大人
友人が勤務を終えるまでの間、待ち時間が2時間ほどあるので言葉を放出しちゃうよ。朝のはなし。朝、電車に乗ってうとうとしていたら、小学生3人のドタドタした足音。みんなリュックを背負っていたから、遠足だったのかな?正直うるさいなあと思った。でも、見ているうちにうるうる。この子たちは大きくなったら辛い恋や将来への不安を抱くのだろうな。今は男だとか女だとかを意識せずお互い関わっているのだろうけど5年も経てば意識し始めるのだろうな。色んな葛藤がありながら自分の個性を経験によって伸ばしていくのだろうな…と考えていたら、涙。楽しいから笑う、走りたいから走る。その真っ直ぐな3人を見て、私は25歳なのだと強く感じた。最近まで自分も10代だったように思う。月日の流れは早いぞと、心の中で。彼らへ、変に大人ぶる大人になりきれない女が伝えさせてもらった。
もう、大人なんだからさ。
私が言われたらとても悲しくなる言葉。大人なんだから、常識を弁えて何でもかんでも行動しなくてはいけないの?大人って、自由なものじゃないの?それでも私が45歳くらいになった時、同じように25歳の人にそう言ったりしてしまうのだろうか。年を重ねるとは。
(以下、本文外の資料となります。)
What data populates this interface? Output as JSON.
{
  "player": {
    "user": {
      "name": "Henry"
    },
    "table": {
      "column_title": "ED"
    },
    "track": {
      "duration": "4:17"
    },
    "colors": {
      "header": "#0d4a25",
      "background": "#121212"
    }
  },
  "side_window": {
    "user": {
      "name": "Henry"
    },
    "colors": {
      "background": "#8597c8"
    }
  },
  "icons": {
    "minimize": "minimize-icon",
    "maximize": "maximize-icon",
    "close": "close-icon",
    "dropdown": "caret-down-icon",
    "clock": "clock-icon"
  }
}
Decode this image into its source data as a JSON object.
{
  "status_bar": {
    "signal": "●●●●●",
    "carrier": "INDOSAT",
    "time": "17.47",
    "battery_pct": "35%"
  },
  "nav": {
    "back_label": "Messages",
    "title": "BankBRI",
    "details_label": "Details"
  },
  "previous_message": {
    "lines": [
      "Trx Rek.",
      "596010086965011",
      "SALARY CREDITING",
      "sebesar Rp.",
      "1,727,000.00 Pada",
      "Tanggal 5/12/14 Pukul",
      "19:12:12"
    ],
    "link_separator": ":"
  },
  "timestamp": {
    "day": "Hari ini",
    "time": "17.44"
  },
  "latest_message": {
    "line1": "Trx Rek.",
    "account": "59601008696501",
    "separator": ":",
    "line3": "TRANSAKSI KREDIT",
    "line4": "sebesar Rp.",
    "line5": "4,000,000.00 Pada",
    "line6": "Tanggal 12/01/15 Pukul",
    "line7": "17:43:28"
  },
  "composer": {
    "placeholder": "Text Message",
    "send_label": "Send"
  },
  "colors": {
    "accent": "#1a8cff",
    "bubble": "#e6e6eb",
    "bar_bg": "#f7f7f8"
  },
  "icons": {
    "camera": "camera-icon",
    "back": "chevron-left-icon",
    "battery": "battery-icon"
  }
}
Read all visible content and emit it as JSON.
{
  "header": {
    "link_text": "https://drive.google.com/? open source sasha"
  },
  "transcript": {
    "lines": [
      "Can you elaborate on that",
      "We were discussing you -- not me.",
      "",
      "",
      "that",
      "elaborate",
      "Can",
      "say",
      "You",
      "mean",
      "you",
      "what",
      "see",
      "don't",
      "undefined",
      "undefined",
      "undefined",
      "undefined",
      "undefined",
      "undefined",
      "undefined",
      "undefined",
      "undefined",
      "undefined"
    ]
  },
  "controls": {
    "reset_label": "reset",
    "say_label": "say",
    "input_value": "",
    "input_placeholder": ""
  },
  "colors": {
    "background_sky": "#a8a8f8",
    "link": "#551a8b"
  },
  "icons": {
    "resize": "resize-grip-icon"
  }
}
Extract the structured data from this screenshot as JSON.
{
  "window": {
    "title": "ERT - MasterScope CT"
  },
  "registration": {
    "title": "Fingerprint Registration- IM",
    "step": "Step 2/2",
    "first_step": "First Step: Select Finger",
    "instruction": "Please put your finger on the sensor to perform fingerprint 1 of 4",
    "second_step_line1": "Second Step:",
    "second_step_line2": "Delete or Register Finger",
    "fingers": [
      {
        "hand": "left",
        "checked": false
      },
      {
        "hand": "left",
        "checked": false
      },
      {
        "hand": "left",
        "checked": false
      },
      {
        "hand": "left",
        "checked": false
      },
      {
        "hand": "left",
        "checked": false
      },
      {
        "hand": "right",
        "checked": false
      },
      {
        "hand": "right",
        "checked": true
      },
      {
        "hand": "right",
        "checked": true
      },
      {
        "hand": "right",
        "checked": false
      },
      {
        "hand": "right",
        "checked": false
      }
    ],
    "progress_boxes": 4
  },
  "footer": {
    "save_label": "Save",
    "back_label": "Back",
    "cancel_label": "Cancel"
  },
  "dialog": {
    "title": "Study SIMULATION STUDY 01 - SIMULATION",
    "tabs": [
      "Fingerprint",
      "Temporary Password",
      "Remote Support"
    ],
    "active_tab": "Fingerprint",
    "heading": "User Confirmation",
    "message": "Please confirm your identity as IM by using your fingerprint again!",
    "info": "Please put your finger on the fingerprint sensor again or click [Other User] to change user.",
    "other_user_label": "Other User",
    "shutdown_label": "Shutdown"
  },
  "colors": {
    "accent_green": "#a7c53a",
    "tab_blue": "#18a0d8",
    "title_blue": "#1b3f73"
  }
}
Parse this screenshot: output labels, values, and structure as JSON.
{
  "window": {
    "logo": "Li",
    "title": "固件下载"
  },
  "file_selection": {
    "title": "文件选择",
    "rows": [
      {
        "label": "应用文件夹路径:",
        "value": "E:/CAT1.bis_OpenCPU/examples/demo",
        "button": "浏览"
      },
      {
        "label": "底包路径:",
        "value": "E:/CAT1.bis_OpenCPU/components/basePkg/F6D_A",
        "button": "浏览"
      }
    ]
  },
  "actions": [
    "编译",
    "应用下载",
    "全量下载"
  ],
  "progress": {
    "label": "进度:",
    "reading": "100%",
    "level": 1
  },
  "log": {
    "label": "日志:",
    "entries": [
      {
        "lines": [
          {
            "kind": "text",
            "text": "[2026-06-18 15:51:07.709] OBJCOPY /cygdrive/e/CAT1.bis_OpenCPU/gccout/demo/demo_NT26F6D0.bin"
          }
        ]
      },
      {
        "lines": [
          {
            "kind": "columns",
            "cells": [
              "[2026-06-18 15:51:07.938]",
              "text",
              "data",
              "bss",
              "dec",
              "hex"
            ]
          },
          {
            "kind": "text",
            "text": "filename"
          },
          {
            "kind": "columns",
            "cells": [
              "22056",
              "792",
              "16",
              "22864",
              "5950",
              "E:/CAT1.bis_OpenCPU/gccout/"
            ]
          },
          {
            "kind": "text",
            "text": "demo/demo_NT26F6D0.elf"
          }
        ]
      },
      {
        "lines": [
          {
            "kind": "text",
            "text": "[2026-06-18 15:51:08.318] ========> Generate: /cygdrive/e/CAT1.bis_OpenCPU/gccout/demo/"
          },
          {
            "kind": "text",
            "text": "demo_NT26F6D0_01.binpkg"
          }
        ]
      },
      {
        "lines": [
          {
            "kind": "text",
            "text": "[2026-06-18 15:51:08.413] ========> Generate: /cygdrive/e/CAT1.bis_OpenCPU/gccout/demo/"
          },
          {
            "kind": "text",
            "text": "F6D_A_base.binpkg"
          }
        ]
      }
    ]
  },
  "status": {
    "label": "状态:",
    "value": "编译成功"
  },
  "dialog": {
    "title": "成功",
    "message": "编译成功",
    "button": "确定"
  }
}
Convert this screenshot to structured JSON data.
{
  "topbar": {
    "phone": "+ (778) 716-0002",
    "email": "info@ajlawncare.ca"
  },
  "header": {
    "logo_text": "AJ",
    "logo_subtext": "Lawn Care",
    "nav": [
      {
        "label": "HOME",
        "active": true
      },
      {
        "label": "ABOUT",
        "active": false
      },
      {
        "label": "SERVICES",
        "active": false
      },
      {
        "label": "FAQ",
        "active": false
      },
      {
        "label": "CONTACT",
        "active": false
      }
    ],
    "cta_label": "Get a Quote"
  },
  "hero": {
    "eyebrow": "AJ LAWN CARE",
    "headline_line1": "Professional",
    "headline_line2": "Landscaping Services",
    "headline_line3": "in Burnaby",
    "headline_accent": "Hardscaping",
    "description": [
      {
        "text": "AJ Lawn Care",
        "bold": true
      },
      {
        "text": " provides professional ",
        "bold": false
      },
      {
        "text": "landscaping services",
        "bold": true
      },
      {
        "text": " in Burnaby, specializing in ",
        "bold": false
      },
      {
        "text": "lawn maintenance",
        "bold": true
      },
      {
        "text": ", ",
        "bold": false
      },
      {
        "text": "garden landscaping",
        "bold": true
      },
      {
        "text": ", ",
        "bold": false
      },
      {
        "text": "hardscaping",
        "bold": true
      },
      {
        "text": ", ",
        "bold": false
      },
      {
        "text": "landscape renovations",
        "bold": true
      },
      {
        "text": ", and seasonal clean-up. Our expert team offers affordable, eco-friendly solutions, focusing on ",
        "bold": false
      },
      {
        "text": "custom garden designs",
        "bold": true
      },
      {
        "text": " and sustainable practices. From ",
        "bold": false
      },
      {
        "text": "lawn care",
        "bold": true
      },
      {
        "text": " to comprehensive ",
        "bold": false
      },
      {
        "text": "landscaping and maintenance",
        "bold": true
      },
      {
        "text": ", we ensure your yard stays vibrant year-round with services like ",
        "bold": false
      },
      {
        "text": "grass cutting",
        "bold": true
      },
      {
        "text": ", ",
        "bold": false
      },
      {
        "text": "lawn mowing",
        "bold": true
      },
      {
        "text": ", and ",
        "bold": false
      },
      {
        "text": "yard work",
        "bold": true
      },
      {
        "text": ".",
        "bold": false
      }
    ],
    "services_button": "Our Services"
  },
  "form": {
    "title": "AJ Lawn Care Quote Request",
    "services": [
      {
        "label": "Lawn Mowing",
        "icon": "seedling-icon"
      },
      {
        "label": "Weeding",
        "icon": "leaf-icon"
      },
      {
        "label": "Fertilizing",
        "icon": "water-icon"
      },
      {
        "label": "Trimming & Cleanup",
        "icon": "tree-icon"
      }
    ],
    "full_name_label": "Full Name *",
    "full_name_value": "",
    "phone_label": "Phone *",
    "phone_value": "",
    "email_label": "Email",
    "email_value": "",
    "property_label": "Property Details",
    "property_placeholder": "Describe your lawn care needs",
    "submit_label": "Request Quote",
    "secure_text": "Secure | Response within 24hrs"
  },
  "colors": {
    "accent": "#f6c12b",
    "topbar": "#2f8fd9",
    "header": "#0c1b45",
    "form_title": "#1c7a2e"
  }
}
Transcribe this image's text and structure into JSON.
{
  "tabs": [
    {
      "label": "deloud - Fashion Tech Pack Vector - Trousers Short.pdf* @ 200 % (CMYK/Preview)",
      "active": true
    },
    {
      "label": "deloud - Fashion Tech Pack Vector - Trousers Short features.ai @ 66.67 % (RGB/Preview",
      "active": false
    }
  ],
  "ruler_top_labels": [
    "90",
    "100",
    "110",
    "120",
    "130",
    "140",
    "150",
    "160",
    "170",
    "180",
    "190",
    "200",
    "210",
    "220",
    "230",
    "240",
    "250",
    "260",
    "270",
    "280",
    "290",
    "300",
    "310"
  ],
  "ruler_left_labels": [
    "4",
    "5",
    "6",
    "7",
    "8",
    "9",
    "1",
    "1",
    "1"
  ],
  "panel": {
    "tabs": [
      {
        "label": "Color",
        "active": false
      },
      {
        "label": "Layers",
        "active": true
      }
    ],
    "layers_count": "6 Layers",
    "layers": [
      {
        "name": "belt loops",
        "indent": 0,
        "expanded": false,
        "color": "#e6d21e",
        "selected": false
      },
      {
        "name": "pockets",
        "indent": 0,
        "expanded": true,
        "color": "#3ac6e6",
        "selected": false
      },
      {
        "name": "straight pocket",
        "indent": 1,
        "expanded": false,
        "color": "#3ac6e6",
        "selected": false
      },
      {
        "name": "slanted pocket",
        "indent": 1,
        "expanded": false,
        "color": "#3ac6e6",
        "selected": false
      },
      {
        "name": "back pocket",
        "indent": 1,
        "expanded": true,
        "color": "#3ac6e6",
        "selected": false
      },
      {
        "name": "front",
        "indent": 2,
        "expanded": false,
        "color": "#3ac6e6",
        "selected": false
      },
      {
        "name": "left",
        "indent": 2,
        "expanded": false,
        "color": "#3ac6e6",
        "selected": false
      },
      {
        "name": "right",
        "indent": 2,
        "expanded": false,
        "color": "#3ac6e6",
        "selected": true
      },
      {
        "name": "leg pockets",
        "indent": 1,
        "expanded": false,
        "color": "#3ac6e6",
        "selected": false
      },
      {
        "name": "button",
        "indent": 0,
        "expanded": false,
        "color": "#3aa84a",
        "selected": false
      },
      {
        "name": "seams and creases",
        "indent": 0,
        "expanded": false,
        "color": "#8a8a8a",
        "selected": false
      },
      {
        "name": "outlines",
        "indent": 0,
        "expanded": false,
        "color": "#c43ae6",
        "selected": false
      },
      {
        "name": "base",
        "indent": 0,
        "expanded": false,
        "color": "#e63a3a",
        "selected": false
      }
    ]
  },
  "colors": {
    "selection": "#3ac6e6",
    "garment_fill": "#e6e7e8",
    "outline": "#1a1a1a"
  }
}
この間、"僕たちはみんな大人になれなかった"という映画を観た。主人公の佐藤は、かおりという女性と付き合った過去がある。その人は、佐藤が自分よりも好きになってしまった女性。佐藤がかおりの放つ「君って本当に普通だね」という言葉に、謂わば呪われながら生活している模様を描いた(すごく大胆に端折りましたし私の勝手なイメージ)作品。
(今カフェにいるのだが女性の甲高い声がとても気になるのでイヤホンで音楽を聴くことに決めた。BGMはtoe。)
でも対照的に、「普通がいっちばんだよ!」と言う女性も、作中出てくるのです。普通という概念、厄介なものだなあと。普通でいたい人間、普通が嫌な人間、普通で良い人間。どんな人間にも普通という基準はあるかもしれないけれど、どんな人間もその普通という基準はぴったり合うことなどないと思うから。佐藤の普通とかおりの普通は違うので、かおりにとっての普通を佐藤に放出することは、言い過ぎだが狂気だなと。けれども佐藤はかおりのことを、自分のことより好きになってしまったから。かおりの言葉は、自分の信仰している宗教の聖書に書かれた神聖なる言葉のようなかたちで浸透しているのだろうな。神聖と邪悪はもしかしたら近いのかもしれない。
この映画のタイトルは「なれなかった」と過去形だから、なれずに終わったのか、それとも大人になって「しまった」のか。「なれなかった」と言っているけれど、「大人」というフレーズにどこか寂しさを残すような映画だった。僕たちはみんな大人に「なりたくなかった」んじゃないかとさえ思った。これは、私が「大人」というフレーズに抵抗があるからそう感じてしまうのだと思うが。
まだクソガキと言われたほうが嬉しい。おこちゃまと言われるのはやだけど。(そういうところな)
(イヤホンをしていても女性の甲高い声が聞こえる。もはやとても通るその声が羨ましくなる。)
とにかく私は大人という言葉を心地よいものにしたいのだ。それは私次第でどうにでもなること、本当はわかっているのよ。だから私、決めました。大人になる。